KUALA LUMPUR -- Japanese and Malaysian researchers are testing a process to turn felled palm trees into biomass that serves as a renewable source of energy.

The trunks of felled palm trees are arranged in stacks at a demonstration plant in Kluang, a town in southern Malaysia. The trunks, when fed into a machine, are reduced to heaps of moist, amber fiber within seconds.

The palm trees are easy to mulch because their elevated water content softens the wood. The fibers are later washed, dried and converted into small, cylindrical fuel pellets.

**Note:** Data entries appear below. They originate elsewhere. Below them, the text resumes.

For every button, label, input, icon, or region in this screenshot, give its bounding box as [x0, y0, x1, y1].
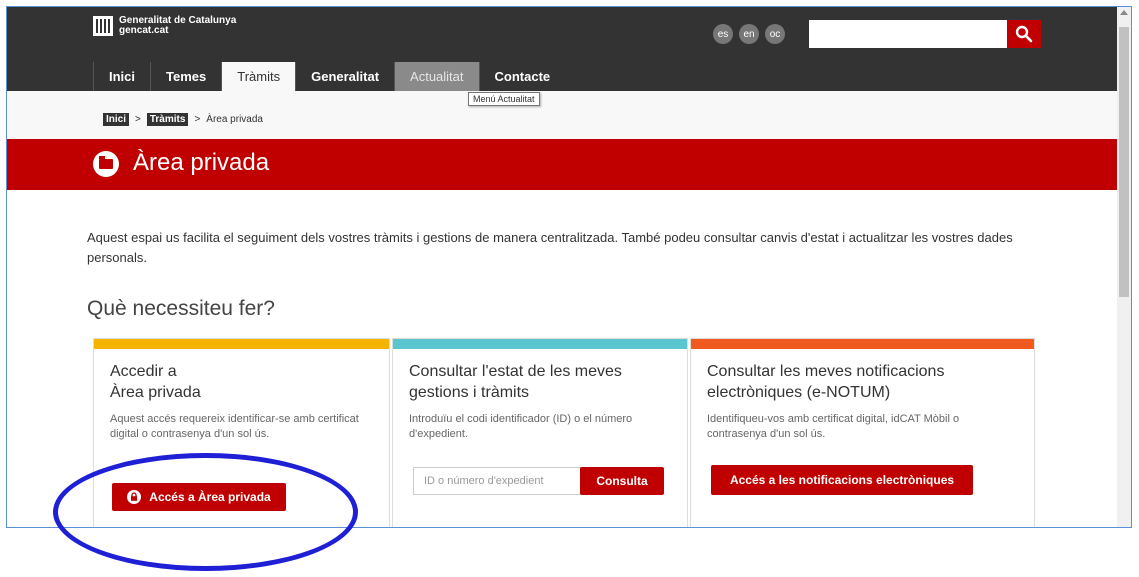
logo-line-2: gencat.cat	[119, 25, 169, 36]
nav-tooltip: Menú Actualitat	[468, 92, 540, 106]
nav-tramits[interactable]: Tràmits	[221, 62, 296, 91]
breadcrumb-current: Àrea privada	[206, 114, 263, 125]
nav-generalitat[interactable]: Generalitat	[295, 62, 394, 91]
page-banner: Àrea privada	[7, 139, 1117, 190]
breadcrumb-inici[interactable]: Inici	[103, 113, 130, 126]
search-icon	[1015, 25, 1033, 43]
breadcrumb-separator: >	[194, 114, 201, 125]
card-area-privada: Accedir a Àrea privada Aquest accés requ…	[93, 338, 390, 527]
nav-temes[interactable]: Temes	[150, 62, 221, 91]
generalitat-emblem-icon	[93, 16, 113, 36]
lock-icon	[127, 490, 142, 504]
card-accent-bar	[691, 339, 1034, 349]
card-consultar-estat: Consultar l'estat de les meves gestions …	[392, 338, 688, 527]
vertical-scrollbar[interactable]	[1117, 7, 1131, 527]
breadcrumb-separator: >	[135, 114, 141, 125]
card-title-line-2: Àrea privada	[110, 384, 201, 401]
card-description: Identifiqueu-vos amb certificat digital,…	[707, 413, 960, 440]
lang-oc-button[interactable]: oc	[765, 24, 785, 44]
top-header: Generalitat de Catalunya gencat.cat es e…	[7, 7, 1117, 91]
nav-contacte[interactable]: Contacte	[478, 62, 566, 91]
card-title-line-2: gestions i tràmits	[409, 384, 530, 401]
section-heading: Què necessiteu fer?	[87, 297, 275, 320]
breadcrumb: Inici > Tràmits > Àrea privada	[103, 113, 263, 126]
card-description: Introduïu el codi identificador (ID) o e…	[409, 413, 633, 440]
expedient-id-input[interactable]: ID o número d'expedient	[413, 467, 581, 495]
breadcrumb-tramits[interactable]: Tràmits	[146, 113, 189, 126]
nav-actualitat[interactable]: Actualitat	[394, 62, 479, 91]
card-title-line-2: electròniques (e-NOTUM)	[707, 384, 891, 401]
browser-viewport: Generalitat de Catalunya gencat.cat es e…	[6, 6, 1132, 528]
card-title-line-1: Consultar l'estat de les meves	[409, 363, 622, 380]
card-title-line-1: Consultar les meves notificacions	[707, 363, 945, 380]
card-accent-bar	[94, 339, 389, 349]
card-description: Aquest accés requereix identificar-se am…	[110, 413, 359, 440]
card-accent-bar	[393, 339, 687, 349]
main-nav: Inici Temes Tràmits Generalitat Actualit…	[93, 62, 565, 91]
access-private-area-label: Accés a Àrea privada	[149, 490, 271, 504]
nav-inici[interactable]: Inici	[93, 62, 150, 91]
intro-text: Aquest espai us facilita el seguiment de…	[87, 230, 1013, 265]
access-private-area-button[interactable]: Accés a Àrea privada	[112, 483, 286, 511]
card-title-line-1: Accedir a	[110, 363, 177, 380]
folder-icon	[93, 151, 119, 177]
search-button[interactable]	[1007, 20, 1041, 48]
lang-en-button[interactable]: en	[739, 24, 759, 44]
language-switcher: es en oc	[713, 24, 785, 44]
search-input[interactable]	[809, 20, 1007, 48]
consulta-button[interactable]: Consulta	[580, 467, 664, 495]
lang-es-button[interactable]: es	[713, 24, 733, 44]
gencat-logo[interactable]: Generalitat de Catalunya gencat.cat	[93, 16, 236, 36]
page-title: Àrea privada	[133, 149, 270, 176]
scroll-up-arrow-icon[interactable]	[1120, 10, 1128, 15]
main-content: Aquest espai us facilita el seguiment de…	[7, 190, 1117, 527]
enotum-access-button[interactable]: Accés a les notificacions electròniques	[711, 465, 973, 495]
card-enotum: Consultar les meves notificacions electr…	[690, 338, 1035, 527]
scrollbar-thumb[interactable]	[1119, 27, 1129, 297]
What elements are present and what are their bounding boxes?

The plant also makes use of the liquid wrung out of fibers after they are washed. The liquid contains sap that is recycled into pellets.

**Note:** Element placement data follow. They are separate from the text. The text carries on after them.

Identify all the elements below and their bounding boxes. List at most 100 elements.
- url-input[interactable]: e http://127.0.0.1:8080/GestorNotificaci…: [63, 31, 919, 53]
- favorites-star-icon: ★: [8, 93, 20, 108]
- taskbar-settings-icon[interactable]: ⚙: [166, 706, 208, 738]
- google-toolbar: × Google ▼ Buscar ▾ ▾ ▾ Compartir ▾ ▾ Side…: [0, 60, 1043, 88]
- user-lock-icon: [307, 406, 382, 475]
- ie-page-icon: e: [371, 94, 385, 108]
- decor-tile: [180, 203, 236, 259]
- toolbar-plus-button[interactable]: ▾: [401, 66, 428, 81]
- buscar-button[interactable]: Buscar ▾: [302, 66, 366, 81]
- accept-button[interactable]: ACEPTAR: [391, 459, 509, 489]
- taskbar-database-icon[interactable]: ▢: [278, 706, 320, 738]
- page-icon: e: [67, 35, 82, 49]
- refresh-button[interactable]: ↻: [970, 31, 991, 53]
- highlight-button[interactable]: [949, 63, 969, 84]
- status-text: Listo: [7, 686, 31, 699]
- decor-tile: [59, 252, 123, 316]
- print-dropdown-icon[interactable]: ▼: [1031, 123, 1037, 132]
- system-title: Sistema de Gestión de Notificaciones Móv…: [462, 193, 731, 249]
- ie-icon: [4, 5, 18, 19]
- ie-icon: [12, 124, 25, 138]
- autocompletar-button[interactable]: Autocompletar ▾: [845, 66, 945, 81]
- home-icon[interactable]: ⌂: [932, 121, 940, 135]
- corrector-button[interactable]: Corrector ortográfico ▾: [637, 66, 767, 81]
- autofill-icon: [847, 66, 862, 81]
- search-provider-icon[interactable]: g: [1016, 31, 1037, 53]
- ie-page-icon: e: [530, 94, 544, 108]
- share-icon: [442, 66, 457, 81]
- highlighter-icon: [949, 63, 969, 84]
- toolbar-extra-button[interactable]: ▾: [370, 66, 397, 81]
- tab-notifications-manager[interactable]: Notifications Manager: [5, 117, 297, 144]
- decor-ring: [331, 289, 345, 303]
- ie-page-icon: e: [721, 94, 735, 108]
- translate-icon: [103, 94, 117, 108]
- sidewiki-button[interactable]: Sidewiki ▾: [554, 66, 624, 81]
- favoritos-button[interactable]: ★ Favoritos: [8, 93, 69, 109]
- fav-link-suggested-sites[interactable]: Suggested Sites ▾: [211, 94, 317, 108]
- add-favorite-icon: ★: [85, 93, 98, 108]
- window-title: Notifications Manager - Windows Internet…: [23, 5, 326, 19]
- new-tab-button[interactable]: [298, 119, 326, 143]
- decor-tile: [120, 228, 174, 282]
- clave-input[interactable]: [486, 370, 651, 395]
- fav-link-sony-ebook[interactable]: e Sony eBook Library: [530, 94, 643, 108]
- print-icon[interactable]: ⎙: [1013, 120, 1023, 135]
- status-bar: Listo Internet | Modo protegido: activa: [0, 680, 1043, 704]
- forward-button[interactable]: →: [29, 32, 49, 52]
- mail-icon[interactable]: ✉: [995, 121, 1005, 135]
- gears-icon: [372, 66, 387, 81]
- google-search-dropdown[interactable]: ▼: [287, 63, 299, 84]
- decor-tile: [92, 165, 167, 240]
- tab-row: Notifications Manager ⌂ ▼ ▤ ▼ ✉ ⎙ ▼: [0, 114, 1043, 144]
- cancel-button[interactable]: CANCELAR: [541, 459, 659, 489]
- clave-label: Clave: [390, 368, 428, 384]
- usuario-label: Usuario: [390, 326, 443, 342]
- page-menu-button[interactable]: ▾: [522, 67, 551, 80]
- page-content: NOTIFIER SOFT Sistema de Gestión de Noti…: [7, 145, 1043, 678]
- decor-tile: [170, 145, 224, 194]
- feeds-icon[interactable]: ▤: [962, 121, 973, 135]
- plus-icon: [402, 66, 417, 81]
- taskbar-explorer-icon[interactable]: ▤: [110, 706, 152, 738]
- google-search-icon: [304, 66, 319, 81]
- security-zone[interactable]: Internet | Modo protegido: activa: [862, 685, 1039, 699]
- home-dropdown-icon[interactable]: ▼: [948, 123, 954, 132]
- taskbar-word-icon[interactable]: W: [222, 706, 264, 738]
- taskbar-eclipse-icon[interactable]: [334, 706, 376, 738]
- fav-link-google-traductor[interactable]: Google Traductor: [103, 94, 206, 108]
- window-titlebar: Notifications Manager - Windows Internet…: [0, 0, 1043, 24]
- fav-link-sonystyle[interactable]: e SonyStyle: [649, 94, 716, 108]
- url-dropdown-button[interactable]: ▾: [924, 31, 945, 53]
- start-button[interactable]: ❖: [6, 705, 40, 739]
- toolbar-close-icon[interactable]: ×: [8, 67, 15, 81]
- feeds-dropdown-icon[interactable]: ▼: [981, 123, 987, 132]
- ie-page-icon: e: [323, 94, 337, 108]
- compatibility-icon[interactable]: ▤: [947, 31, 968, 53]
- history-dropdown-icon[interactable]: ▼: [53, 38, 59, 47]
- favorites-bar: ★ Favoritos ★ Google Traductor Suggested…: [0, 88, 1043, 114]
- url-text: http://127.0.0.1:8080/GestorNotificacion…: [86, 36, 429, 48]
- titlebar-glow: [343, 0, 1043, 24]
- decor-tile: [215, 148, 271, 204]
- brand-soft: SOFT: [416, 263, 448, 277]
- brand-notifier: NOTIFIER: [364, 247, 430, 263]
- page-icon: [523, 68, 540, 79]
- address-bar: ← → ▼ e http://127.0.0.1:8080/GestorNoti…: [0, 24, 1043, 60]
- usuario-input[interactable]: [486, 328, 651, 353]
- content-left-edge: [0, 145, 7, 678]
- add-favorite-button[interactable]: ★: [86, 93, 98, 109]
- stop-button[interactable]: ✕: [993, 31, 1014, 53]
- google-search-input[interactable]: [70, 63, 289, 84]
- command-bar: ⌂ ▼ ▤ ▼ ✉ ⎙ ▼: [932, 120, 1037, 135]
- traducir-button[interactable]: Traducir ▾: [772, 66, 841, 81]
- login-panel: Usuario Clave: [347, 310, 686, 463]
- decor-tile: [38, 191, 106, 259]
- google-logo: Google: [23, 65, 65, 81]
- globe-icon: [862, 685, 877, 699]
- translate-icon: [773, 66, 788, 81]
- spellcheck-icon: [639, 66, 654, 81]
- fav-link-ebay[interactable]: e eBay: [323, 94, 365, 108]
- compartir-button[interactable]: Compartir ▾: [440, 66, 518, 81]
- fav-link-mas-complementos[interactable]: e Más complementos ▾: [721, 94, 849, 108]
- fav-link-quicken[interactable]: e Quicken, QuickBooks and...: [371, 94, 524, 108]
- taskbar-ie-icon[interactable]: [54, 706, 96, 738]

Palm trees are 70% to 80% water, meaning they yield large quantities of sap. Because palm sap has sugar content, it can be recycled into fertilizer or sustainable aviation fuel, the plant's representatives say.

The palm tree biomass project was selected in 2018 for a sustainable development research program backed by the Japan Science and Technology Agency and the Japan International Cooperation Agency.

The project is led by Akihiko Kosugi of the Japan International Research Center for Agricultural Sciences (JIRCAS). Japanese universities and businesses, such as engineering firm IHI, are participating along with Malaysia's government and the Universiti Sains Malaysia, a major research university.

Palm oil, used in various food products and daily necessities, is the world's most heavily consumed vegetable-derived oil. Indonesia and Malaysia produce about 80% of the global volume.

But the expansion of palm groves has been blamed for the destruction of forests. Turning palm oil production into an environmentally sustainable industry has become a pressing issue.


Mulched palm trunks are treated and turned into fuel pellets. (Photo by Fumika Sato)

A palm tree decreases its yield after 25 years or so, necessitating replanting. When old palm trees are felled, they are usually left to decompose under the belief that they would fertilize the soil.

But research shows that felled palm trees become breeding grounds for termites, as well as other insects and fungi, Kosugi said.

"We now know they produce methane and other greenhouse gases," the researcher said.

Tens of millions of palm trees are felled and abandoned each year in Malaysia. Each tonne of palm tree trunk that is cut down produces 1.3 tonnes of greenhouse gases, Kosugi said.

Recycling old palm trees would reduce greenhouse gas emissions.

Palm waste is being looked at as a source of biomass for producing energy. But impurities in palm waste can damage boilers or cause fires.

"It's critical to remove impurities," said Sudesh Kumar, biotechnology professor at the Universiti Sains Malaysia.

The Kluang plant removes the impurities, pulverizes long fibers into powder and compresses the dust into homogenous pellets.

Palm waste also can be recycled into material for making furniture. Panasonic Holdings subsidiary Panasonic Housing Solutions has developed a production process for making wooden boards out of dead palm trunks.

Production is still in the testing phase, but Panasonic Housing Solutions is providing 15 furniture makers with the boards. Beds and other furniture made from palm trunks have been sold in Japan since 2022.


Panasonic Housing Solutions makes wood boards from old palm trees. (Panasonic Housing Solutions)

"We're considering using [recycled palm trees] as construction material in the future," a Panasonic Housing Solutions representative said.

For the Kluang plant project, the question remains whether recycling old palm trees into fuel will become profitable.

To reduce the expense of delivering palm trunks to recycling plants, one idea is to approach businesses that run both palm groves and oil extraction facilities with a deal to dispose of waste in exchange for no-cost supplies of felled palm trees.

This arrangement might work in Sarawak, a Malaysian state that has many integrated palm groves and processing plants. Nissin Shoji, a Japanese corporate partner on the project, plans to build a recycling plant in Sarawak.

Palm tree trunks are "an attractive commodity in terms of securing fuel and reducing greenhouse gases," a Nissin Shoji representative said.

The Kluang project is due to end next year, though JIRCAS formed a new company in 2022 to continue the operation. Kosugi serves as the president.